Sans aucun doute, 470 avait de la chance, et la mort qui avait frappé son ami le plus ancien en le laissant une nouvelle fois indemne en était un autre témoignage. Le Dodu allait lui manquer. Cette pensée était inutile, il la repoussa. Il fallait continuer à vivre de son mieux entre sa mère, ses camarades et 80037018, son officielle. Il n’aurait pas su dire s’il l’aimait. Elle était venue le voir un soir où l’ennui l’avait poussé dans un bar, s’était assise sur ses genoux et l’avait embrassé, simplement. 470 avait dénoué ses longs cheveux roux, plongé ses mains dans leur masse soyeuse et sa tête entre ses seins.

 

Cela faisait deux ans maintenant. Il l’avait vue régulièrement depuis, pas tant qu’il en soit enamourraché mais plutôt pour le confort qu’elle lui procurait.
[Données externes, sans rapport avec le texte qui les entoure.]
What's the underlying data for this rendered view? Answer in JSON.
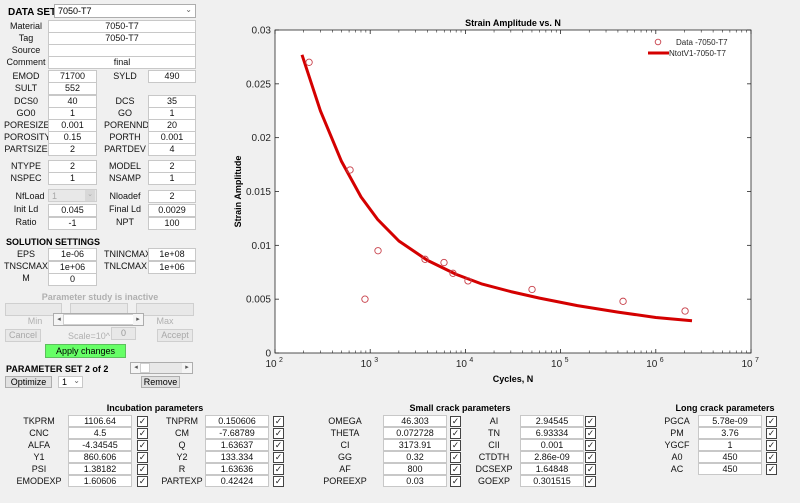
{
  "dataset": {
    "label": "DATA SET",
    "selected": "7050-T7",
    "material_label": "Material",
    "material": "7050-T7",
    "tag_label": "Tag",
    "tag": "7050-T7",
    "source_label": "Source",
    "source": "",
    "comment_label": "Comment",
    "comment": "final"
  },
  "props": [
    {
      "l1": "EMOD",
      "v1": "71700",
      "l2": "SYLD",
      "v2": "490"
    },
    {
      "l1": "SULT",
      "v1": "552",
      "l2": "",
      "v2": null
    },
    {
      "l1": "DCS0",
      "v1": "40",
      "l2": "DCS",
      "v2": "35"
    },
    {
      "l1": "GO0",
      "v1": "1",
      "l2": "GO",
      "v2": "1"
    },
    {
      "l1": "PORESIZE",
      "v1": "0.001",
      "l2": "PORENND",
      "v2": "20"
    },
    {
      "l1": "POROSITY",
      "v1": "0.15",
      "l2": "PORTH",
      "v2": "0.001"
    },
    {
      "l1": "PARTSIZE",
      "v1": "2",
      "l2": "PARTDEV",
      "v2": "4"
    }
  ],
  "model": [
    {
      "l1": "NTYPE",
      "v1": "2",
      "l2": "MODEL",
      "v2": "2"
    },
    {
      "l1": "NSPEC",
      "v1": "1",
      "l2": "NSAMP",
      "v2": "1"
    }
  ],
  "loading": {
    "nfload_label": "NfLoad",
    "nfload": "1",
    "nloadef_label": "Nloadef",
    "nloadef": "2",
    "initld_label": "Init Ld",
    "initld": "0.045",
    "finalld_label": "Final Ld",
    "finalld": "0.0029",
    "ratio_label": "Ratio",
    "ratio": "-1",
    "npt_label": "NPT",
    "npt": "100"
  },
  "solution": {
    "title": "SOLUTION SETTINGS",
    "eps_label": "EPS",
    "eps": "1e-06",
    "tnincmax_label": "TNINCMAX",
    "tnincmax": "1e+08",
    "tnscmax_label": "TNSCMAX",
    "tnscmax": "1e+06",
    "tnlcmax_label": "TNLCMAX",
    "tnlcmax": "1e+06",
    "m_label": "M",
    "m": "0"
  },
  "study": {
    "status": "Parameter study is inactive",
    "min_label": "Min",
    "max_label": "Max",
    "cancel": "Cancel",
    "accept": "Accept",
    "scale_label": "Scale=10^",
    "scale": "0",
    "apply": "Apply changes"
  },
  "paramset": {
    "title": "PARAMETER SET 2 of 2",
    "optimize": "Optimize",
    "opt_value": "1",
    "remove": "Remove"
  },
  "incubation": {
    "title": "Incubation parameters",
    "col1": [
      {
        "label": "TKPRM",
        "value": "1106.64"
      },
      {
        "label": "CNC",
        "value": "4.5"
      },
      {
        "label": "ALFA",
        "value": "-4.34545"
      },
      {
        "label": "Y1",
        "value": "860.606"
      },
      {
        "label": "PSI",
        "value": "1.38182"
      },
      {
        "label": "EMODEXP",
        "value": "1.60606"
      }
    ],
    "col2": [
      {
        "label": "TNPRM",
        "value": "0.150606"
      },
      {
        "label": "CM",
        "value": "-7.68789"
      },
      {
        "label": "Q",
        "value": "1.63637"
      },
      {
        "label": "Y2",
        "value": "133.334"
      },
      {
        "label": "R",
        "value": "1.63636"
      },
      {
        "label": "PARTEXP",
        "value": "0.42424"
      }
    ]
  },
  "smallcrack": {
    "title": "Small crack parameters",
    "col1": [
      {
        "label": "OMEGA",
        "value": "46.303"
      },
      {
        "label": "THETA",
        "value": "0.072728"
      },
      {
        "label": "CI",
        "value": "3173.91"
      },
      {
        "label": "GG",
        "value": "0.32"
      },
      {
        "label": "AF",
        "value": "800"
      },
      {
        "label": "POREEXP",
        "value": "0.03"
      }
    ],
    "col2": [
      {
        "label": "AI",
        "value": "2.94545"
      },
      {
        "label": "TN",
        "value": "6.93334"
      },
      {
        "label": "CII",
        "value": "0.001"
      },
      {
        "label": "CTDTH",
        "value": "2.86e-09"
      },
      {
        "label": "DCSEXP",
        "value": "1.64848"
      },
      {
        "label": "GOEXP",
        "value": "0.301515"
      }
    ]
  },
  "longcrack": {
    "title": "Long crack parameters",
    "col1": [
      {
        "label": "PGCA",
        "value": "5.78e-09"
      },
      {
        "label": "PM",
        "value": "3.76"
      },
      {
        "label": "YGCF",
        "value": "1"
      },
      {
        "label": "A0",
        "value": "450"
      },
      {
        "label": "AC",
        "value": "450"
      }
    ]
  },
  "check_glyph": "✓",
  "chart_data": {
    "type": "scatter",
    "title": "Strain Amplitude vs. N",
    "xlabel": "Cycles, N",
    "ylabel": "Strain Amplitude",
    "xscale": "log",
    "xlim": [
      100,
      10000000
    ],
    "ylim": [
      0,
      0.03
    ],
    "xticks": [
      "10^2",
      "10^3",
      "10^4",
      "10^5",
      "10^6",
      "10^7"
    ],
    "yticks": [
      "0",
      "0.005",
      "0.01",
      "0.015",
      "0.02",
      "0.025",
      "0.03"
    ],
    "legend": [
      "Data -7050-T7",
      "NtotV1-7050-T7"
    ],
    "legend_position": "top-right",
    "series": [
      {
        "name": "Data -7050-T7",
        "kind": "markers",
        "color": "#c8414b",
        "x": [
          228,
          614,
          881,
          1208,
          3770,
          5960,
          7410,
          10650,
          50100,
          453000,
          2030000
        ],
        "y": [
          0.027,
          0.017,
          0.005,
          0.0095,
          0.0087,
          0.0084,
          0.0074,
          0.0067,
          0.0059,
          0.0048,
          0.0039
        ]
      },
      {
        "name": "NtotV1-7050-T7",
        "kind": "line",
        "color": "#d40000",
        "x": [
          192,
          300,
          500,
          800,
          1200,
          2000,
          4000,
          8000,
          15000,
          30000,
          60000,
          150000,
          400000,
          1000000,
          2400000
        ],
        "y": [
          0.0277,
          0.0225,
          0.0178,
          0.0145,
          0.0124,
          0.0104,
          0.0086,
          0.0073,
          0.0064,
          0.0057,
          0.0051,
          0.0044,
          0.0038,
          0.0033,
          0.003
        ]
      }
    ],
    "grid": false
  }
}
La voir lui évitait de devoir s’en chercher une autre. Et puis, elle n’était pas vraiment laide, petite, boiteuse, mais bien faite, d’une proportion harmonieuse dominée par ses grands yeux verts. Oui, il irait la voir ce soir. Il n’avait pas envie de rentrer chez lui, de voir sa mère revenir du travail et péniblement se coucher. Il était déjà fatigué de la veiller impuissamment. Il lui restait pourtant de longues années encore à ne pouvoir rien faire que la regarder souffrir et la voir partir.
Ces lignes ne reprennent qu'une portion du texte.